Vittorio est un jeune noble qui partage son temps entre la Florence des Médicis et les terres de son père, dont le château domine la Toscane. Une existence dorée qui lui permet de bénéficier de tous les attraits de la renaissance italienne, jusqu’au jour où sa famille est massacrée par une confrérie démoniaque. Vittorio lui-même ne devra sa survie qu’à l’intervention d’Ursula, un vampire d’une stupéfiante beauté. Dès lors, il n’aura de cesse de venger les siens. Parti à la recherche des démons pour les exterminer, il rencontre sur son chemin la guerre, les intrigues de cour et toutes sortes de mystères aussi bien sacrés que profanes. Mais attention : celui qui nous raconte cette étonnante histoire est aujourd’hui… un vampire. Que s’est-il donc passé ? Comment l’amateur d’art qui dialoguait avec les anges, l’adolescent assoiffé de vengeance a-t-il succombé à la séduction de la nuit ?

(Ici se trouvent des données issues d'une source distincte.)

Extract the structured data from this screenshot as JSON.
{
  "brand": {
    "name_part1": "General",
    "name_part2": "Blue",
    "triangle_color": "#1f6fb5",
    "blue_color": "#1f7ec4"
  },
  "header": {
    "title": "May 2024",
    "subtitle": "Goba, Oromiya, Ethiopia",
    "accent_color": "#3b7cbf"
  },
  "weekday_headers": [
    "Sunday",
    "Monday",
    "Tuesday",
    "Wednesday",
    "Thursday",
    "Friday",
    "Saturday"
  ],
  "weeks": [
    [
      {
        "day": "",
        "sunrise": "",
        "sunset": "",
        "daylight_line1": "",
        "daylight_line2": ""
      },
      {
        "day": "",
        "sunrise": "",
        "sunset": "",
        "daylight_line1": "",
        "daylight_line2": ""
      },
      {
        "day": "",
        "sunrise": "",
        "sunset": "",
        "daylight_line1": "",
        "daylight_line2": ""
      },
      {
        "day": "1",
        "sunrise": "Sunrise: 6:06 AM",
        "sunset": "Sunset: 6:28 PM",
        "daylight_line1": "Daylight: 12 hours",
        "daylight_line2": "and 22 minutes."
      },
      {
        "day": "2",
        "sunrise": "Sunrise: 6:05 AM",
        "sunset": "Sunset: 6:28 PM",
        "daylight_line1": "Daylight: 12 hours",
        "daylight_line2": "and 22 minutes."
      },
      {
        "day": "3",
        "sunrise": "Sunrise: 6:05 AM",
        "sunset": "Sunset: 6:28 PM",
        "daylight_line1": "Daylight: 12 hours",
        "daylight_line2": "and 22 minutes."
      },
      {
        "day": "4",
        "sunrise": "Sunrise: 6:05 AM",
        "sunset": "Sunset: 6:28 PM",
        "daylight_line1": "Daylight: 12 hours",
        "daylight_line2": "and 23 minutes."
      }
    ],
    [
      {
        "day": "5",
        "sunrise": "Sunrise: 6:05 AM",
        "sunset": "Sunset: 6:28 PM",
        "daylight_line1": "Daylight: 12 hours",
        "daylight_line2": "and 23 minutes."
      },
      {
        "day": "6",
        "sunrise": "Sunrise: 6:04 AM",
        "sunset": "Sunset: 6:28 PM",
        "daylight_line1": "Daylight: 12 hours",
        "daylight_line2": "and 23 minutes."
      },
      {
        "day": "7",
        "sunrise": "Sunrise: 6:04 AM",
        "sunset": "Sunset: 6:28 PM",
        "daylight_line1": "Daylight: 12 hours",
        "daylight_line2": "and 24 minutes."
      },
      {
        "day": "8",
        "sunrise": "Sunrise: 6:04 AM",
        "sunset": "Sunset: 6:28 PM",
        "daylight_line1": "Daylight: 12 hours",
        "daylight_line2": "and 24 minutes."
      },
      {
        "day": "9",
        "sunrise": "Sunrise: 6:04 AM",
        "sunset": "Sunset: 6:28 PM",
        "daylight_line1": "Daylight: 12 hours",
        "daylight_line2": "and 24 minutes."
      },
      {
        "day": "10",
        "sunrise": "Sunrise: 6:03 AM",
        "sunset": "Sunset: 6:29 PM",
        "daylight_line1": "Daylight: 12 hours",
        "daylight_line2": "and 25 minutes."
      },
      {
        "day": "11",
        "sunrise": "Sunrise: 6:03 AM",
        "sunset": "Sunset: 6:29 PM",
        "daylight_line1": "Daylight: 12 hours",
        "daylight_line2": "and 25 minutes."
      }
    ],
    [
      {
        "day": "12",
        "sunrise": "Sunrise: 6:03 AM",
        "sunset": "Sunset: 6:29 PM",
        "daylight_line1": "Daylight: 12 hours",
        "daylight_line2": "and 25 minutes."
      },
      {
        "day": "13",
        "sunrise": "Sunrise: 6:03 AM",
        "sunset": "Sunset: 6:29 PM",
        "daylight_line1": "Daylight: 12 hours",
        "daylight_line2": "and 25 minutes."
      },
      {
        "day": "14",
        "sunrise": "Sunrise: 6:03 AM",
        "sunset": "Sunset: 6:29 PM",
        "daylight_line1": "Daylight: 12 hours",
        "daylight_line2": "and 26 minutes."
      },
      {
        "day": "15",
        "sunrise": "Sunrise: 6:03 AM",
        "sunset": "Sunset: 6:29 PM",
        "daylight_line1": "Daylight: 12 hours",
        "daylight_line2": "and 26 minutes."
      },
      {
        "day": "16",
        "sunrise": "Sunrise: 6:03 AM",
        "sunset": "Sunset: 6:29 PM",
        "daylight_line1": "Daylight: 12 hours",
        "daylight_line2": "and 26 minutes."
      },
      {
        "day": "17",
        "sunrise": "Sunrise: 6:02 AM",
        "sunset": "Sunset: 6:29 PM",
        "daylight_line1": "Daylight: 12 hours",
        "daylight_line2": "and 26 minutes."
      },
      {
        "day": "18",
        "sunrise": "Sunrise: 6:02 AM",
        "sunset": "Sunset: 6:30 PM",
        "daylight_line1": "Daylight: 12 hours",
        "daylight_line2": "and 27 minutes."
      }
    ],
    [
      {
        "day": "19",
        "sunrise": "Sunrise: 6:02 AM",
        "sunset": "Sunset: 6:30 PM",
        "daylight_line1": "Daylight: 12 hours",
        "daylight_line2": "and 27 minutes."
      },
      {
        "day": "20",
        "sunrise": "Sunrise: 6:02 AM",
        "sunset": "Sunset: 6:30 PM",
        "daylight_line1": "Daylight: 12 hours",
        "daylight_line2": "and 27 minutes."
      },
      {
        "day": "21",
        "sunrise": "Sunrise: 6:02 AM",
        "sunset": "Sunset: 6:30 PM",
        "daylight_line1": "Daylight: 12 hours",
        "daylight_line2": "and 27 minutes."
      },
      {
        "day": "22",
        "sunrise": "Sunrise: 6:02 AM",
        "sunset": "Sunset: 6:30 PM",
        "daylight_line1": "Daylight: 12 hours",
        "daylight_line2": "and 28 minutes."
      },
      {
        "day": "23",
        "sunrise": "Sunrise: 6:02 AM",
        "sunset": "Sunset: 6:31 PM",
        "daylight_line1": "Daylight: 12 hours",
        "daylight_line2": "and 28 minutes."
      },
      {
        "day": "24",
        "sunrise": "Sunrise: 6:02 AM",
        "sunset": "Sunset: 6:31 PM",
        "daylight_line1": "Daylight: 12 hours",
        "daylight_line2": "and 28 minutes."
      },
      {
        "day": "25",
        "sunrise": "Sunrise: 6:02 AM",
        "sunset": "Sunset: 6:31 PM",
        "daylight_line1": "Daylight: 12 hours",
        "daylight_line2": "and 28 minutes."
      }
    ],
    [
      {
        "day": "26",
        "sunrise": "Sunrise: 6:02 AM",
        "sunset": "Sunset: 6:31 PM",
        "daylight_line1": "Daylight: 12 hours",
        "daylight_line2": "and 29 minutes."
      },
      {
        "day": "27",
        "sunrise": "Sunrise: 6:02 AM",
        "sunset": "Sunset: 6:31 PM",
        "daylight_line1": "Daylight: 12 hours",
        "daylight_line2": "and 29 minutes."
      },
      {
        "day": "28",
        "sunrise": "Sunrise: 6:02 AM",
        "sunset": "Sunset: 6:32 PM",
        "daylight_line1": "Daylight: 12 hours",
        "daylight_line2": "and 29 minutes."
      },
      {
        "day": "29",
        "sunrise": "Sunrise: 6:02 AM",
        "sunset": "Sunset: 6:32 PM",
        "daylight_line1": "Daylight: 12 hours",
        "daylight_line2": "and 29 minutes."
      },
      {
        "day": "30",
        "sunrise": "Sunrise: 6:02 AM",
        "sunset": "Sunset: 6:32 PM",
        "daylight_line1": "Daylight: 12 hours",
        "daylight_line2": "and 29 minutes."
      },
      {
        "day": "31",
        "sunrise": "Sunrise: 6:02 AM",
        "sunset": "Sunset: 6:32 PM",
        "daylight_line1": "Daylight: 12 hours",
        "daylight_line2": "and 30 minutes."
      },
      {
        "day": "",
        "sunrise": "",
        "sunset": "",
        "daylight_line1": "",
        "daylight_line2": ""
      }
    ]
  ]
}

Ce roman s’inscrit en tant que deuxième opus des Nouveaux contes des vampires. Avec cette série indépendante des Chroniques des vampires, Anne Rice se permet de développer des histoires individuelles qui prennent du recul par rapport aux aventures de Lestat et de ses compagnons. Au travers ces récits, se trouvent en effet mis au premier plan des créatures immortelles inédites ou peu connues.
Vittorio ne revendique aucun lien avec les protagonistes récurrents des précédents romans vampiriques de l’auteure. Ce nouveau buveur de sang isolé du monde extérieur se complaît à hanter les ruines du château familial tombé en désuétude. Comme de coutume avec Anne Rice, ce témoin de la puissance de Cosme de Médicis agrémente le récit de son existence humaine d’anecdotes très fouillées avec moult détails sur l’art de vivre à cette époque, l’évocation d’artistes tel que Fra Filippo Lippi, les différents clivages politiques, les mœurs…
Les confidences de Vittorio sont pour sa créatrice un prétexte ouvert pour entraîner ses lecteurs dans la splendeur d’une ville de Florence à son apogée. Mais la plume d’Anne Rice, si elle se montre parfois déstabilisante sur le fond, transpire le talent et la romance crépusculaire. Le voyage dans le temps qu’elle nous propose se révèle prenant, bien qu’un peu particulier. Le héros du récit, courageux, passionné mais torturé, fraie avec les vampires et les anges ; des créatures célestes telles que Ramiel, Setheus ou Mastema. Les connotations religieuses abondent et les croyances exacerbées dans lesquelles s’empêtre le jeune noble au fil de sa quête de vengeance peuvent parfois alourdir la fluidité de l’intrigue.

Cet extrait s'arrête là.